Search code examples
rregexregex-lookaroundsls

Using negative lookahead in ls(pattern = "") in R


Suppose I have the following objects in the memory:

ab
ab_b
ab_pm
ab_pn
c1_ab_b

and I only want to keep ab_pm and ab_pn.

I tried to use negative lookahead in ls() to list ab, ab_b and c1_ab_b for removal:

rm(list = ls(pattern = "ab_?(?!p)")

However, I got the error:

Error in grep(pattern, all.names, value = TRUE) :
  invalid regular expression 'ab_?(?!p)', reason 'Invalid regexp'

I tried my regex at regex101.com, and found it matched all five object names, which suggested my regex was not "invalid", although it did not do what I wanted.

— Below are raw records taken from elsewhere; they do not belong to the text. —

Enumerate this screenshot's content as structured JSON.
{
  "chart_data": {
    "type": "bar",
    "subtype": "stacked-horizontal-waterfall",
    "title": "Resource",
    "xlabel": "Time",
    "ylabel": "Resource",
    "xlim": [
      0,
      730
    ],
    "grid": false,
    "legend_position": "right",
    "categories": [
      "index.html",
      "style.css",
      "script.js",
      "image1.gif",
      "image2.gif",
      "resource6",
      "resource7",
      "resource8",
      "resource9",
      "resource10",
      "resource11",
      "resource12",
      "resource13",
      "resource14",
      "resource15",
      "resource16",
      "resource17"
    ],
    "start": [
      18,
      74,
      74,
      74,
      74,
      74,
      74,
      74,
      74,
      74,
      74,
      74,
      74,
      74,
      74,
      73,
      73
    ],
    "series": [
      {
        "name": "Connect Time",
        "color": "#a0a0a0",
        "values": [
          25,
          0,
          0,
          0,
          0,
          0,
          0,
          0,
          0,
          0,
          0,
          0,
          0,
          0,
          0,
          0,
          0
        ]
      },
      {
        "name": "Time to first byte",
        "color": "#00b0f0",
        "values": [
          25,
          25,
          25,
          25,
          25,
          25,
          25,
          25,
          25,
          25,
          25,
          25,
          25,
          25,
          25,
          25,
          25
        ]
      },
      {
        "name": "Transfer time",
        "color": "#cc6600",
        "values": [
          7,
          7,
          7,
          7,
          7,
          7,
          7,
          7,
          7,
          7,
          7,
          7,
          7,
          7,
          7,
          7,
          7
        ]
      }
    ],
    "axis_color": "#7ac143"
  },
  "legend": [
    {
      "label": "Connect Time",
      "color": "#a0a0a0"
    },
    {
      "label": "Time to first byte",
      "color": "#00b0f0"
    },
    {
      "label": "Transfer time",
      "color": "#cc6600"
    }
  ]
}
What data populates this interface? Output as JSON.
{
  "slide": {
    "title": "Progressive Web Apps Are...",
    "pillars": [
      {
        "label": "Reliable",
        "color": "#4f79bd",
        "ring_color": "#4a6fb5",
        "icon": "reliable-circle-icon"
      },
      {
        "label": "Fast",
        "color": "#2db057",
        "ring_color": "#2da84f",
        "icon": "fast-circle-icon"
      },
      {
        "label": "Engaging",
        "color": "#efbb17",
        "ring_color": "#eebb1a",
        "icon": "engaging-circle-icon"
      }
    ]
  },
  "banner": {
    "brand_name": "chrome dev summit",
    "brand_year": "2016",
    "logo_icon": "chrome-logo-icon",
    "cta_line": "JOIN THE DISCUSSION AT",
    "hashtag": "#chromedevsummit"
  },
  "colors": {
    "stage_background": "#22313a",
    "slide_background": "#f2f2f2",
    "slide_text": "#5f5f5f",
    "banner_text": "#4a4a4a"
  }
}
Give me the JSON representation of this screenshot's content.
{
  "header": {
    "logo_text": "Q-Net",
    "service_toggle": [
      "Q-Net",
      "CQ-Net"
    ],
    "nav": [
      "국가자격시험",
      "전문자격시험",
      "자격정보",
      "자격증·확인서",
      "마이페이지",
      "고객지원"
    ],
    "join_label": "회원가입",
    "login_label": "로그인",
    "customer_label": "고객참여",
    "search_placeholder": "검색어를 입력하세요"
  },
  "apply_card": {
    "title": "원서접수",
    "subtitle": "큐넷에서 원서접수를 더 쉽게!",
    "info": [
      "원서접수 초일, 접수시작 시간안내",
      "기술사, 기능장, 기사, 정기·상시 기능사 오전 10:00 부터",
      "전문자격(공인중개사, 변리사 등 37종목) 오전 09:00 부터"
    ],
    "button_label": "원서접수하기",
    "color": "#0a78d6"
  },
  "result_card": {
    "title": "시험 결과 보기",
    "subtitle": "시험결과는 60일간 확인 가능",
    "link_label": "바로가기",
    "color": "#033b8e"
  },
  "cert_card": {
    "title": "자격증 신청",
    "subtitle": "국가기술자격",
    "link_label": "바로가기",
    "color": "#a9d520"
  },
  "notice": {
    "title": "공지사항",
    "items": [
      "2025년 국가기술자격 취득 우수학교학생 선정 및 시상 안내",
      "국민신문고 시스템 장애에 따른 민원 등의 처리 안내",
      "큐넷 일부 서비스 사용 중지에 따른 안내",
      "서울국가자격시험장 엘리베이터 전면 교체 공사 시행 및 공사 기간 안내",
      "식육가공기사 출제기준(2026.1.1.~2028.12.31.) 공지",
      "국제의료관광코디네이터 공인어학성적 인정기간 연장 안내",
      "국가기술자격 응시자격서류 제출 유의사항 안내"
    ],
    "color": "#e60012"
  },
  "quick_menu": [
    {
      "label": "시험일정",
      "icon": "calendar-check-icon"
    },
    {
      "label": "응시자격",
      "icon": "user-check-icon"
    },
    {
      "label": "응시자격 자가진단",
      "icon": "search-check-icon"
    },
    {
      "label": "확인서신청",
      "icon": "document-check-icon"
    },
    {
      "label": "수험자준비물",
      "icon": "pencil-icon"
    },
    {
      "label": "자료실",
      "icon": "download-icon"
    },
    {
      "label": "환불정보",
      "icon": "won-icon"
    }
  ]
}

My questions are:

  1. Does ls() in R support negative lookahead? I know grep() needs perl = TRUE to support it, but do not see a similar argument in the ls() help documentation.
  2. How to correctly select the three objects I wanted to remove?

Solution

  • Your ab_?(?!p) PCRE regex does not match as expected because of backtracking. It matches ab, then it matches an optional _ and then tries the negative lookaround. When the lookaround finds p backtracking occurrs, and the lookahead is triggered again right before _. Since _ is not p, a match is returned.

    The correct PCRE regex would be ab(?!_?p), see the regex demo. After matching b, the regex engine tries the lookahead pattern only once, and if it fails to match an optional _ followed with a p, the whole match will fail.

    ls does not support perl=TRUE, so it only supports the default TRE regex library that does not support lookarounds.

    You may use

    ab([^_]p|_[^p]|.?$)
    

    See the regex demo. Details:

    • ab - ab text
    • ([^_]p|_[^p]|.?$) - either of the three alternatives:
      • [^_]p - any char but _ and then p
      • | - or
      • _[^p] - a _ and then any char but p
      • | - or
      • .?$ - any one optional char and then end of string.